Publicado em 16/05/2020 00:05

Não estou a cometer erro na grafia. Chamego é paixão intensa. O Xamego que trato na crônica é o primeiro palhaço-mulher no Brasil. Só que Xamego, atrás da pintura de palhaço, além de mulher, que obviamente sofria preconceito à época, era também negra.
E ele (se referindo ao palhaço) provavelmente ganhou do rei do baião Luiz Gonzaga a música Xamego que dizia: ‘Ninguém sabe se ele é branco. Se é mulato ou negro’. Era uma negra e mulher.
Uma cronista declarou que ao ver o palhaço Xamego, por trás das cortinas do circo, surpreendentemente ‘viu o palhaço dar os seios para amamentar uma criança’. ‘Hoje consigo falar disso sem chorar’, disse a escritora. Eu também chorei só que ‘ao ver um palhaço chorar’, por detrás das cortinas. Chamava-se Romizeta que inclusive o Jorge (do Farrasom) conheceu.

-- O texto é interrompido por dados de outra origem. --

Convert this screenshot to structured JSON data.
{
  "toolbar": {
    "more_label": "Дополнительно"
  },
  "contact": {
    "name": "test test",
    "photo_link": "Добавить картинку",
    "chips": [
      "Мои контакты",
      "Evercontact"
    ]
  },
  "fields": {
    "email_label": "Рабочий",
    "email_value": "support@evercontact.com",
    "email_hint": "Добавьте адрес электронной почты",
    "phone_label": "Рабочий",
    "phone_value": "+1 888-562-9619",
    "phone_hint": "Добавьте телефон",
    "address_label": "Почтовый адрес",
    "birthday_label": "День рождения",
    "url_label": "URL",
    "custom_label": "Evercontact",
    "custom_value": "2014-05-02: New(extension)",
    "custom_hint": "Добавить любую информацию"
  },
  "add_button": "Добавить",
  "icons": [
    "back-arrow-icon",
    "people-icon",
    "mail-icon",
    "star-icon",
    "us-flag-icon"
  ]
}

Xamego, por sua vez, apresentava-se no Circo Guarani, de sua família. A sua neta diz hoje que ‘o Circo Guarani foi um dos maiores do país em 1932, época em que esse espetáculo era uma das poucas ofertas de entretenimentos’. Sim, em torno dos anos 70, na minha infância vi o palhaço Romizeta e tantos outros que me encantaram. Mas nada mais me encantou do que a história de Xamego que trato nessa crônica, pelos aspectos sociais envolvidos (uma mulher negra palhaço).
O bisavô de Xamego era também um negro que, 15 anos após a abolição, se tornou um grande empresário, um grande dono de circo no início do século XX.
Sobre a mulher negra ‘palhaço’, há um filme documentário de 52 minutos que traçou o início da história do circo do Brasil que vale a pena ser assistido.
Há tantos personagens anônimos que contribuem para a história de uma cidade, de um Estado ou de um País que devemos retratar a cada oportunidade, pois são heróis que constroem os bens materiais e imateriais de uma Nação.
A palavra chamego é substantivo masculino, o artista ‘Xamego’ é uma ‘palhaço’ comum de dois, de três, de mil gêneros, que usa a menor máscara do mundo, no nariz, para fazer as pessoas felizes.
Xamego não pode ser esquecido e deve ser sempre lembrado, com paixão intensa.